La musique était jouée à deux niveaux de volume, moyen et élevé. Les internes savaient qu’il y aurait des perturbations pendant ces sessions, mais n’en connaissaient pas la nature exacte. La qualité de chaque procédure chirurgicale a été évaluée à la fin selon trois facteurs : précision, vitesse de l’exécution et respect des critères de sécurité associés.

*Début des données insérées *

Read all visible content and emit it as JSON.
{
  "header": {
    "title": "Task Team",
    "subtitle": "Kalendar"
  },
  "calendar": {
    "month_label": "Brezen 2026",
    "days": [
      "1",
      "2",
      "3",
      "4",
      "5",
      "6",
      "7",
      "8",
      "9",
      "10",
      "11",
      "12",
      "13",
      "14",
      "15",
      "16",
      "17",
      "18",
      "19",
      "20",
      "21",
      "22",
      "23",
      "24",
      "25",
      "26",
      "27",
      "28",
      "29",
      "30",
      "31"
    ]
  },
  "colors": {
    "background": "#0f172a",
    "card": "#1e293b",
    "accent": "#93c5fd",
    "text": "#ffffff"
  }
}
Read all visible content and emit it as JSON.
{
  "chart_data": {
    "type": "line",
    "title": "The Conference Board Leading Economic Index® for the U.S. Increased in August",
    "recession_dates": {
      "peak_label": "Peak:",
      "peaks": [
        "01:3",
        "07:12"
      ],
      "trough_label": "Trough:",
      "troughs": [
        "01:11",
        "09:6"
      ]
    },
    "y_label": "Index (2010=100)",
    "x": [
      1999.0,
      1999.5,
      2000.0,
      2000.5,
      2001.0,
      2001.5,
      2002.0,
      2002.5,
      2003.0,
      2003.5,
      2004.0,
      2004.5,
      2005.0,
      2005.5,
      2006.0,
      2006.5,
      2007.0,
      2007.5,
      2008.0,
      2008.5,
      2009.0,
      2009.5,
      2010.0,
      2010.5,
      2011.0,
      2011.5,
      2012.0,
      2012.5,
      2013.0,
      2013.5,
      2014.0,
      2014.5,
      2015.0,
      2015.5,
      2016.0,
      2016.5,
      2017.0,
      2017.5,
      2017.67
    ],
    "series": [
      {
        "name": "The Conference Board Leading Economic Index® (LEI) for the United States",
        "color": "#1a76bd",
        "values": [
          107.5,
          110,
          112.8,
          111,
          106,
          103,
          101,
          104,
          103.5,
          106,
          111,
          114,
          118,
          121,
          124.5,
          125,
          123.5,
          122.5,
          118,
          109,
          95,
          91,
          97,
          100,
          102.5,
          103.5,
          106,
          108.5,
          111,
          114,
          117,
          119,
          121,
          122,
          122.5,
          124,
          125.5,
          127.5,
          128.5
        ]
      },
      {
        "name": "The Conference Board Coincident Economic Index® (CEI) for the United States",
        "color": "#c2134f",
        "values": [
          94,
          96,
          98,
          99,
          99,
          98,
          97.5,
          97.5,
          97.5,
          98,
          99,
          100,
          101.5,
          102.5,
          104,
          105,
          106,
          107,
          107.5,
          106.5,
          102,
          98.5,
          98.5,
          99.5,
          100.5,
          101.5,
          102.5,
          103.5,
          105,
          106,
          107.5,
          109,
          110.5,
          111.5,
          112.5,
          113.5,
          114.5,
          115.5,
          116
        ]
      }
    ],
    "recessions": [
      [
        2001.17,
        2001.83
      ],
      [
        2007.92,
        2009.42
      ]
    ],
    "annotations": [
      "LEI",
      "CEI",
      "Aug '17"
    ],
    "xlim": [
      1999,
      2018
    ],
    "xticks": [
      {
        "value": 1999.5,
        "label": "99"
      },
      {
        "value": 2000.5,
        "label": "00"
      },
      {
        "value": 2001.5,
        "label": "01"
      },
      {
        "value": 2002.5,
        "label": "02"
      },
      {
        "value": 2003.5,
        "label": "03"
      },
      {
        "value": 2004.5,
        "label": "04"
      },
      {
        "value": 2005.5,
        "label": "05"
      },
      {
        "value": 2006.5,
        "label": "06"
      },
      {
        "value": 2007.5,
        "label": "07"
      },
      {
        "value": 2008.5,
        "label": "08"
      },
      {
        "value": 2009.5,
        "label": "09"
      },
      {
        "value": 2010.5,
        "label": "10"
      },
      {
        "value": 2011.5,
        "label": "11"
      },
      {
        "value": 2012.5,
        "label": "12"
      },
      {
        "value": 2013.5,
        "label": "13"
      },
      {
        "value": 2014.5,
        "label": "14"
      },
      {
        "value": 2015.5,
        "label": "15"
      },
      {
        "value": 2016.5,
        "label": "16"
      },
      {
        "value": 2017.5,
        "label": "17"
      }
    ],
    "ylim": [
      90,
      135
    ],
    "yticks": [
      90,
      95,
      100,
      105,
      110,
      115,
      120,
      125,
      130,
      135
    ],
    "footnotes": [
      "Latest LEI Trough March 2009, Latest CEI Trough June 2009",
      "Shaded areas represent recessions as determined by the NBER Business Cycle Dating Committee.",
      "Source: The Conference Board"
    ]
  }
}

Selon les conclusions de cet article paru dans la revue Langenbeck Archives of Surgery, les résultats sont éloquents. En effet, lorsqu’ils écoutaient un morceau d’AC/DC à un volume élevé, les internes ont réduit le temps nécessaire pour effectuer une incision de précision, passant de 139 secondes (sans musique) à 114 secondes, soit une augmentation de 18% de la performance. En outre, leur précision n’a pas été compromise.


Petits bémols

Relevons quand même quelques facteurs de confusion de biais et de limites. 73% des participants ont admis qu’AC/DC est parmi leurs groupes de musique préférés, et que cette musique est souvent jouée à volume élevé. Il ne s’agissait donc pas d'une nouveauté pour ces internes.

Par ailleurs, les étudiants étaient également plus rapides pour réaliser une suture de 15cm lorsqu’ils écoutaient les Beatles, mais seulement si les morceaux étaient joués à un niveau moyen. En effet, cette influence positive disparaît si le rock “soft” est joué trop fort, probablement parce que la relaxation qu’il est censé procurer diminue avec l’augmentation du niveau sonore. On peut supposer qu’il faudrait donc diffuser chaque morceau de musique à un certain niveau sonore, pour lequel il est prévu.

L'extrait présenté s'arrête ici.